Energy Architecture of Israel

[2 min 29 sec read]

Over the past fifteen years, Israel has transformed its energy profile, moving from a long period of import dependence to a phase of natural gas production and export that reshapes the balance of power in the Eastern Mediterranean. Despite this progress, the economy remains heavily reliant on imported crude oil, while carbon emissions stay high—reflecting the contradictions of a market advancing toward energy self-sufficiency yet burdened by environmental impact.

The country’s energy strategy rests on three pillars: large offshore natural gas fields, an isolated electricity grid operating without interconnections to neighboring states, and strategic oil reserves ensuring operational continuity during geopolitical instability. Data from the Economic and Commercial Affairs Office (E.C.A.O.) of the Greek Embassy in Tel Aviv depict a market expanding dynamically but still exposed to external shocks, as seen during the recent Strait of Hormuz crisis.

The Leviathan field stands as Israel’s largest energy asset, with reserves estimated at around 605 billion cubic meters. Operational since 2019, it has turned Israel into a gas exporter to Egypt and Jordan. Managed by Chevron and its partners, Leviathan forms a complex offshore production and processing system. Its recent shutdown caused losses of approximately €410 million, underscoring that energy security remains a critical factor for macroeconomic stability.

The Tamar field, which secured the country’s energy independence by covering up to 70% of electricity generation needs, maintains a diverse shareholder structure involving Chevron, Mubadala Energy, and SOCAR. It was the only field that continued operating during the recent hostilities with Iran, reaffirming its strategic importance.

Greek-owned Energean has managed the Karish and Tanin fields since 2016, with reserves estimated at roughly 70 billion cubic meters. Karish is intended to meet Israel’s rapidly growing domestic demand, which exceeded 13 billion cubic meters in 2024 and is projected to reach 20 billion by 2030. Its temporary shutdown due to the war resulted in losses of about €186 million within just forty days, highlighting the market’s sensitivity to geopolitical turbulence.

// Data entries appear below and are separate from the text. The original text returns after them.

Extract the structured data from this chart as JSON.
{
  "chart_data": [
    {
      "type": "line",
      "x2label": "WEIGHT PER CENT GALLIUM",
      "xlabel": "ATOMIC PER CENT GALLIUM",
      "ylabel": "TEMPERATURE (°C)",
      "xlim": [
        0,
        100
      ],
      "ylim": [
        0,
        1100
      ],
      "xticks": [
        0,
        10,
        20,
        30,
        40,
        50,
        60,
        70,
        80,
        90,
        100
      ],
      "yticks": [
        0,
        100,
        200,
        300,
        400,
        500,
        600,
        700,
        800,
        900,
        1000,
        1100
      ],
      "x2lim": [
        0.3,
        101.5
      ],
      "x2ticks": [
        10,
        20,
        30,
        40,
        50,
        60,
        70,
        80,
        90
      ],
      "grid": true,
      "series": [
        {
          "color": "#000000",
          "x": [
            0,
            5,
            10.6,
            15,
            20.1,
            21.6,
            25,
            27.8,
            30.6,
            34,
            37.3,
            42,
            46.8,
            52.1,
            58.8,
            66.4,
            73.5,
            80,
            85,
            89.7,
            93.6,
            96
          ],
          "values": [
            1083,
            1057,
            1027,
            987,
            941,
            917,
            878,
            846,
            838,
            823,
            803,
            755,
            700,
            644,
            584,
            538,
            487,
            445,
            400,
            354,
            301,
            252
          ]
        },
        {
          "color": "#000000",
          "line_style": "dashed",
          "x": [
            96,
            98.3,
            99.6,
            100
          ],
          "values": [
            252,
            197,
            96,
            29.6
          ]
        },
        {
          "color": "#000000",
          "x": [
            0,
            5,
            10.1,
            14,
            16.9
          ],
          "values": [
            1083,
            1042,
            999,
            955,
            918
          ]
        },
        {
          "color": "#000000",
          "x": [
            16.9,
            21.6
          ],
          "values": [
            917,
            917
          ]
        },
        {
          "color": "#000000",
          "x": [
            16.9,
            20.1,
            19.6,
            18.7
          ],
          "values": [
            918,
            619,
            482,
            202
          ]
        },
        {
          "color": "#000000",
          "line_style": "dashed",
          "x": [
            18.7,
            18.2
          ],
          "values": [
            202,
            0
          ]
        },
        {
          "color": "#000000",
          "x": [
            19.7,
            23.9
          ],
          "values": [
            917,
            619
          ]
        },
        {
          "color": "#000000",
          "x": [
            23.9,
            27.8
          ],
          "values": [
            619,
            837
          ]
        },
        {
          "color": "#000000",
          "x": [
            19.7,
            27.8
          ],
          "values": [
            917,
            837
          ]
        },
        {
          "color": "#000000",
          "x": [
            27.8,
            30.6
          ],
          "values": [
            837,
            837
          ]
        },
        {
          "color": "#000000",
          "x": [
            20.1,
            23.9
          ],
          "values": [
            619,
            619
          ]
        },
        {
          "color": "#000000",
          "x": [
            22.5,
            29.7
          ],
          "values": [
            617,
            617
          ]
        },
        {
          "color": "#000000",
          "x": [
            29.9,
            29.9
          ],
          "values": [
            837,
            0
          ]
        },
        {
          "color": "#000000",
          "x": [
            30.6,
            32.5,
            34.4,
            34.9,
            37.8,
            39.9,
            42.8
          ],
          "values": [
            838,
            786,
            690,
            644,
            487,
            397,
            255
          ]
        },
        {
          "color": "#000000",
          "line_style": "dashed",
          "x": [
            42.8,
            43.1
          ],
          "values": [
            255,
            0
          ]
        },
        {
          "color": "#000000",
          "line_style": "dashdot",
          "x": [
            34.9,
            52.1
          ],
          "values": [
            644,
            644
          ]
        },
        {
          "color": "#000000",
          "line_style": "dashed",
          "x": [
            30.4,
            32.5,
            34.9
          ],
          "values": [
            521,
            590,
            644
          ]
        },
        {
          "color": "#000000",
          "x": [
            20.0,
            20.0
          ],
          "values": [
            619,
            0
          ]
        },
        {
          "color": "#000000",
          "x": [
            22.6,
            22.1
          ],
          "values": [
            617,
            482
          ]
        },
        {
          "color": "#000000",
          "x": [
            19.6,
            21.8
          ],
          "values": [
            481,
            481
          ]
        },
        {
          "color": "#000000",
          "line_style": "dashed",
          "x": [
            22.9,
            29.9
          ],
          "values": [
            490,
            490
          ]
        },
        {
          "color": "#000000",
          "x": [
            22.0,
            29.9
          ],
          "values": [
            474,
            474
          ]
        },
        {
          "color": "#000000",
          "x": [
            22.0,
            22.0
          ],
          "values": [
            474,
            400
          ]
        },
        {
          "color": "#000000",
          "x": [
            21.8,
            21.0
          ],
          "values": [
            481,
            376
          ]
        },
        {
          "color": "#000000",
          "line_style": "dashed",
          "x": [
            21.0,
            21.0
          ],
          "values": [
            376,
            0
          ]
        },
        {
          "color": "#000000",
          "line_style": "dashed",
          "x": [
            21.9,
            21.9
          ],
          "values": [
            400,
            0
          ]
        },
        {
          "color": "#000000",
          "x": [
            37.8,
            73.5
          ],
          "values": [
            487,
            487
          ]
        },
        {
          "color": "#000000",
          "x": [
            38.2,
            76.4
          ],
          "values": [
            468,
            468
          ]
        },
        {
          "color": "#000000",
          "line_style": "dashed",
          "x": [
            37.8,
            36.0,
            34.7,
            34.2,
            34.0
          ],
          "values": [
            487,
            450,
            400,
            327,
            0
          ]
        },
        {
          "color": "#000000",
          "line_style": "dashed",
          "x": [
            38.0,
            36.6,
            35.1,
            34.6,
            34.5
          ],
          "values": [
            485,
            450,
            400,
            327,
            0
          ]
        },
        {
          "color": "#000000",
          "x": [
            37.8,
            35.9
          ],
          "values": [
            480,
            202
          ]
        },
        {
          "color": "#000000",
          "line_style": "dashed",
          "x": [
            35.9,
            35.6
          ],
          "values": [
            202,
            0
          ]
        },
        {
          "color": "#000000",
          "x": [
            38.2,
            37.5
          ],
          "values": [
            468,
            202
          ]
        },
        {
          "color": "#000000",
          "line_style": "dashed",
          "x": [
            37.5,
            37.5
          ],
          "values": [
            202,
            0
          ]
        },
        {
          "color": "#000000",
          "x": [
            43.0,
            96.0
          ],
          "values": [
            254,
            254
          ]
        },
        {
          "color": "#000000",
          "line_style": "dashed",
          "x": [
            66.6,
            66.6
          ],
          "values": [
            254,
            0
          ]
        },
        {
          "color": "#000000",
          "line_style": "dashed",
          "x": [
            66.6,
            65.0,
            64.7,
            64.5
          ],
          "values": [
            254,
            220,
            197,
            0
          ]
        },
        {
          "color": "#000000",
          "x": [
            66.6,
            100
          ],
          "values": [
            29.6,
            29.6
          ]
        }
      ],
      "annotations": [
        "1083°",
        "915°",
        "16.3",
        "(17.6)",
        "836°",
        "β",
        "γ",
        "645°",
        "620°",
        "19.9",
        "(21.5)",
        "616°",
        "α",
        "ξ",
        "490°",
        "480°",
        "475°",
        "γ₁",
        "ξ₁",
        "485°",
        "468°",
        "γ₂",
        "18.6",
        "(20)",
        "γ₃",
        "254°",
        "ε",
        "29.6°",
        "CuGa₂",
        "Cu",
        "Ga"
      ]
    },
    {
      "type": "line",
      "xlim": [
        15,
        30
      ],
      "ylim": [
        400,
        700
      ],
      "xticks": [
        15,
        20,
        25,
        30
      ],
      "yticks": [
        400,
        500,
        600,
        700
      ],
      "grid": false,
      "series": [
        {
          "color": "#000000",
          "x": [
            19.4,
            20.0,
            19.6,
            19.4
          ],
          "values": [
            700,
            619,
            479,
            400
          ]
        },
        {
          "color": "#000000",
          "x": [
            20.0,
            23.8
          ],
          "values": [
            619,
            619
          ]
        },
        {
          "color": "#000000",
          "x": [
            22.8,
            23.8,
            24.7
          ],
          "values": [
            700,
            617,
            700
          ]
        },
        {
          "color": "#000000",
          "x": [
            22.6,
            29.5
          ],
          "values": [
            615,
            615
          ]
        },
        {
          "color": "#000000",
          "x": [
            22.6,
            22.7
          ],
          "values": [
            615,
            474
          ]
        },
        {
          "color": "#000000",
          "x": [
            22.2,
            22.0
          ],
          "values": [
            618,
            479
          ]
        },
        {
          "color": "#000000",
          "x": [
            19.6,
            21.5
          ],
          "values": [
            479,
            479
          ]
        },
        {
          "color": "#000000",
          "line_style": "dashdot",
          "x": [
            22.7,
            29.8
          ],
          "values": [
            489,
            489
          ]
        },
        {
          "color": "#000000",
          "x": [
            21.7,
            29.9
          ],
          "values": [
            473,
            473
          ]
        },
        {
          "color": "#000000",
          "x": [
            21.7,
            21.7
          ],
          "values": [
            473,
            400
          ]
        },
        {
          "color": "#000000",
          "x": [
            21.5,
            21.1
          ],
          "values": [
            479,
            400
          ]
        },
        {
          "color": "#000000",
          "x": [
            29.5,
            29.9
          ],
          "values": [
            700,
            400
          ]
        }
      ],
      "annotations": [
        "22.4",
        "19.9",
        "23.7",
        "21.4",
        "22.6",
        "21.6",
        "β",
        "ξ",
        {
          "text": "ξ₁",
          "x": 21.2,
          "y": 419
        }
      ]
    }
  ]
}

Israel’s electricity system operates as a fully isolated grid, with no interconnections to neighboring countries. The installed capacity of 23.7 GW in 2023 is primarily supplied by the Israel Electric Corporation, while renewables account for only 12.5%, far below the 30% target for 2030. During the shutdowns of Leviathan and Karish, power generation relied almost entirely on coal and diesel, increasing costs and environmental burden. The energy sector represents over 76% of CO₂ emissions, and the new carbon tax introduced in January 2024 is expected to generate more than 230 million shekels annually.

Israel maintains strategic oil reserves sufficient for at least three months, in line with IEA recommendations. The Bazan refinery in Haifa, despite recent damage from attacks, continues operating without major production disruptions. However, the country remains fully dependent on imported crude, much of which arrives via the Baku–Ceyhan pipeline.

The Strait of Hormuz crisis has not yet caused direct shortages, but fuel prices are expected to rise by about 1 NIS per liter next month. The Ministry of Finance is considering a 0.5 NIS fuel tax reduction to prevent exceeding the 8 NIS per liter threshold. The energy cost of military operations illustrates the pressure: a single fighter jet mission to Iran consumes 12,000–24,000 liters of fuel—equivalent to one or two decades of driving for an average motorist.

The overall picture is of a country that has achieved significant progress in energy autonomy yet continues to operate within a landscape of high geopolitical uncertainty and structural challenges. The coming decade will determine whether Israel can convert its energy strength into long-term economic stability and regional influence.